The AuthDisableLoginOptions doc-comment repeats "Default OFF. Never enable in production."

6. Unchanged

Login page, /auth/login, RoleMapper, LDAP (AddZbLdapAuth), cookie hardening, and the M2.19 cookie session validator are all untouched. In disable-login mode the login-redirect path is never reached because every request is pre-authenticated.

Error handling

  • HandleAuthenticateAsync always returns success — it cannot fail (no I/O, no LDAP, no DB).
  • No-op sign-in/out cannot throw.
  • If User is blank, fall back to "multi-role".

Testing

xUnit, in ZB.MOM.WW.ScadaBridge.Security.Tests (mirroring the existing harness):

  1. HandlerHandleAuthenticateAsync returns an authenticated principal whose identity name is the configured user, carries all four Roles.All role claims, and has no ScopeId claim (system-wide).

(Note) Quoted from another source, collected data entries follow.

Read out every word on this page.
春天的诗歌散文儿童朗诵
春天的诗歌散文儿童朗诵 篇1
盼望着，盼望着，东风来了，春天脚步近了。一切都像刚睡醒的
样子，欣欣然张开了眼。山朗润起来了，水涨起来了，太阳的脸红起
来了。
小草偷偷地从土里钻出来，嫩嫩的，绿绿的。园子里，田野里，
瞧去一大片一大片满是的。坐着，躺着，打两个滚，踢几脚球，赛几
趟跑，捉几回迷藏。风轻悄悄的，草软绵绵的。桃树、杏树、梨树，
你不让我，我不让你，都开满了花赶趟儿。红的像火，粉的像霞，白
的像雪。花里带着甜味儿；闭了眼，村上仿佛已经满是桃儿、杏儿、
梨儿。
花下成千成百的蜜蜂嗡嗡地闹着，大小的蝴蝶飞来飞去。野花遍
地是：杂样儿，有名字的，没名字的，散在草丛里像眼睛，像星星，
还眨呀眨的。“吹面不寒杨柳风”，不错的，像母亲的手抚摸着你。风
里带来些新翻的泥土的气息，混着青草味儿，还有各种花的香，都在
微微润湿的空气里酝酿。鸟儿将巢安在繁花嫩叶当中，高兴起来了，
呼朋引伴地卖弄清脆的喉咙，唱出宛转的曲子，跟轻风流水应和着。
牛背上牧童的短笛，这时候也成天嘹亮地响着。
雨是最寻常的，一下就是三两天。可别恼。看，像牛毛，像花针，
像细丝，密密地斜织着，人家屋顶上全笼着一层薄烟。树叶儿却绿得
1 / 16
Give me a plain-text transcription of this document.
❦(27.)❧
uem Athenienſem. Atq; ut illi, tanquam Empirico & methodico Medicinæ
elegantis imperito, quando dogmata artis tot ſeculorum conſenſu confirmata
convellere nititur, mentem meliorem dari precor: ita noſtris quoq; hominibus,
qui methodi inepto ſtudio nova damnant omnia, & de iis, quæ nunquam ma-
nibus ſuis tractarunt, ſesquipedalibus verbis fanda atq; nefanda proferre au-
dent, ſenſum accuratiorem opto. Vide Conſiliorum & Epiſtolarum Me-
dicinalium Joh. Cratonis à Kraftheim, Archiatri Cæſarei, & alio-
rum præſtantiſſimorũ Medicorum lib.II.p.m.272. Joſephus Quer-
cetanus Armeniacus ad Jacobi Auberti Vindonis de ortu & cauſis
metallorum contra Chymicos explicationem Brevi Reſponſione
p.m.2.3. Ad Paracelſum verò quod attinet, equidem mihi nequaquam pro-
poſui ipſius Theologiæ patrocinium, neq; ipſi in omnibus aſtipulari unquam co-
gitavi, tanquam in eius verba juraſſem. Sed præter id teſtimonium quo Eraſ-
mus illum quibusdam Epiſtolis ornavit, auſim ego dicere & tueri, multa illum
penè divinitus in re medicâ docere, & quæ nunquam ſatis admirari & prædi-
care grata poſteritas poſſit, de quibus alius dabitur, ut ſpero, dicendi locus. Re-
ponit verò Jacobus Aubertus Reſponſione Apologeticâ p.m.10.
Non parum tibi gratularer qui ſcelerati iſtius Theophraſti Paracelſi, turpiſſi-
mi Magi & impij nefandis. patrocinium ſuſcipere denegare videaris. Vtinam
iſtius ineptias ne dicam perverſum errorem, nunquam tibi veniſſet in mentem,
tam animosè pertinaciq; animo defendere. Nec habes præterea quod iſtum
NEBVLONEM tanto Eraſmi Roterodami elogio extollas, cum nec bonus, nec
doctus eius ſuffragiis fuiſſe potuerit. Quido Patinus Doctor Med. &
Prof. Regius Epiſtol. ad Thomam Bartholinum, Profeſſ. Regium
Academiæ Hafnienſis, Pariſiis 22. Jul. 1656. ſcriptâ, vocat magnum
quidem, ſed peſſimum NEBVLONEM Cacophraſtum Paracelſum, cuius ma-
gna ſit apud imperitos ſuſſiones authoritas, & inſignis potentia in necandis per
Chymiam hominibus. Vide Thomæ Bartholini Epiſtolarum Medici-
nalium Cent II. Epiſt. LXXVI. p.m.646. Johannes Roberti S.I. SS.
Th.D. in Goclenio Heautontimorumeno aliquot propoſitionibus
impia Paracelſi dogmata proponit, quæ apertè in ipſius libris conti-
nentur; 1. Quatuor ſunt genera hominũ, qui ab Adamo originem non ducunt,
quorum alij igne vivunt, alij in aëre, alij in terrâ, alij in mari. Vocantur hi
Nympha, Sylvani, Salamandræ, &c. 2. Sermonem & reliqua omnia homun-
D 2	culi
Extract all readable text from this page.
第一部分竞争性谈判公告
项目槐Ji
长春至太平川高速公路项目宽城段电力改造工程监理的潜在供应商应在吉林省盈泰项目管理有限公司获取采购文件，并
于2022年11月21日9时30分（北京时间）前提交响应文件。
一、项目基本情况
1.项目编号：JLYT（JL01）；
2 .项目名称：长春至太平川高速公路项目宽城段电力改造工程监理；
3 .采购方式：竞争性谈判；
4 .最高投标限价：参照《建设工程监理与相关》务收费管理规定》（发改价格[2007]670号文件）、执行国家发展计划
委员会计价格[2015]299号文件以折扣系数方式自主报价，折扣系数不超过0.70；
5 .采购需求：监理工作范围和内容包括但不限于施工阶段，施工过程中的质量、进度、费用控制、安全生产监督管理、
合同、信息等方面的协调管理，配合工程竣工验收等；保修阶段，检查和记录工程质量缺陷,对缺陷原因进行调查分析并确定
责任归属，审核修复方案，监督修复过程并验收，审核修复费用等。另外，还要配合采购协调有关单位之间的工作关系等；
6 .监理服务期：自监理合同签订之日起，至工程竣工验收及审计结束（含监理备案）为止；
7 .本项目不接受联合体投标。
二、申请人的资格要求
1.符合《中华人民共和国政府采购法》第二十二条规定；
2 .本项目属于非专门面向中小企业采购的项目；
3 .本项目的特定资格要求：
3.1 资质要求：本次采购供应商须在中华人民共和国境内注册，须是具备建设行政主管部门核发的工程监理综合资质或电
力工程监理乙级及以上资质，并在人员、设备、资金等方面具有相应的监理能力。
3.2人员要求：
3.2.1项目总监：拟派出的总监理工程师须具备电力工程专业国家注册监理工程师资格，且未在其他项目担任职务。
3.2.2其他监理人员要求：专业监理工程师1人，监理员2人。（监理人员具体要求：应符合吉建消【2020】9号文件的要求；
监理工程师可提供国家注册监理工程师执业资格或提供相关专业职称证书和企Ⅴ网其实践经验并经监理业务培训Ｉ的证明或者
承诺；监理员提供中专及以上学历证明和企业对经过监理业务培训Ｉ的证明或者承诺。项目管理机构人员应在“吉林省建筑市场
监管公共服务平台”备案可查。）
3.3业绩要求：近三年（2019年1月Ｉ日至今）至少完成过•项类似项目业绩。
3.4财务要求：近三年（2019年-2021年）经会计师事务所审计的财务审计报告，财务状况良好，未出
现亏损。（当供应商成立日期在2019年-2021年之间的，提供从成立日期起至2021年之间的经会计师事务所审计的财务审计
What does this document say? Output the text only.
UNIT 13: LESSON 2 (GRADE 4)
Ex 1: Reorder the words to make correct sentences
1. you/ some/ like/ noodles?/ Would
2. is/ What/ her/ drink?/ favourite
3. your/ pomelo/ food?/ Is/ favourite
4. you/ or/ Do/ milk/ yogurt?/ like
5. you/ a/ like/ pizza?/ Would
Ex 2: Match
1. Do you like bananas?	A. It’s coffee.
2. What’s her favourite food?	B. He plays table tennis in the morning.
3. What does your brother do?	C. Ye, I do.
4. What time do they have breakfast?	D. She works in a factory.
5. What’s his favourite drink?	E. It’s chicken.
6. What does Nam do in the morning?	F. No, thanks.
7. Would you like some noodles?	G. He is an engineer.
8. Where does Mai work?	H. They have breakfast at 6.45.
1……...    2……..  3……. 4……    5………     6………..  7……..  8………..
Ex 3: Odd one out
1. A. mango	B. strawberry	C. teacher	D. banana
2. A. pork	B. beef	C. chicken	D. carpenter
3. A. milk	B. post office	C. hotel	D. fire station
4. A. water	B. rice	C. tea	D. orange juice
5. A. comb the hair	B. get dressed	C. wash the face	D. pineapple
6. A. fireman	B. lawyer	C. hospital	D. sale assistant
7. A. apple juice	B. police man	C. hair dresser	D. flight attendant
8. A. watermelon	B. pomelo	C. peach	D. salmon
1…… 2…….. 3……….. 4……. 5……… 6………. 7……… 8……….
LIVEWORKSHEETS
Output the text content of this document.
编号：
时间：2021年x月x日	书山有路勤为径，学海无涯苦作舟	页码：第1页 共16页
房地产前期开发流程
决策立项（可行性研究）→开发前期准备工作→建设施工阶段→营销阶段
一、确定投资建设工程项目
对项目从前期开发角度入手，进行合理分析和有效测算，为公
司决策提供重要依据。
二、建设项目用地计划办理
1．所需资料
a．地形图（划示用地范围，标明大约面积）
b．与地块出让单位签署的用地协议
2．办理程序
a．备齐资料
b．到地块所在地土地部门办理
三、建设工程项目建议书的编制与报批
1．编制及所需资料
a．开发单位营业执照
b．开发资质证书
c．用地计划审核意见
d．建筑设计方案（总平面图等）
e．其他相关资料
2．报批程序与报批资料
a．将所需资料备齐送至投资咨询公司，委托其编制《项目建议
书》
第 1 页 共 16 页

A blank/whitespace User falls back to multi-role.
  2. No-op sign-in/outSignInAsync/SignOutAsync complete without throwing.
  3. Registration switch — with the flag true the registered handler for the cookie scheme is AutoLoginAuthenticationHandler; with the flag false it is the cookie handler (assert via the resolved IAuthenticationSchemeProvider / scheme HandlerType).
  4. (Optional) Claim parity — the handler's principal matches a real-login principal shape for an all-roles system-wide user (reuse the M2.19 SessionClaimBuilderParityTests idiom).

Files (anticipated)

  • New: src/ZB.MOM.WW.ScadaBridge.Security/Auth/AuthDisableLoginOptions.cs, .../Auth/AutoLoginAuthenticationHandler.cs.
  • Modify: src/ZB.MOM.WW.ScadaBridge.Security/Roles.cs (All array), .../ServiceCollectionExtensions.cs (flag param + scheme switch + warning + options bind), src/ZB.MOM.WW.ScadaBridge.Host/Program.cs (read flag, pass to AddSecurity).
  • Tests: tests/ZB.MOM.WW.ScadaBridge.Security.Tests/AutoLoginAuthenticationHandlerTests.cs (+ a registration-switch test).
  • Docs/deploy (optional): note the flag in the Security component doc / docker-dev appsettings.

Out of scope

  • Any production safety guard (explicitly declined).
  • Hiding/redirecting the login page (unnecessary — it is unreachable when auth always succeeds).
  • Bearer-token (/auth/token) path — unaffected; this is the cookie/interactive path only.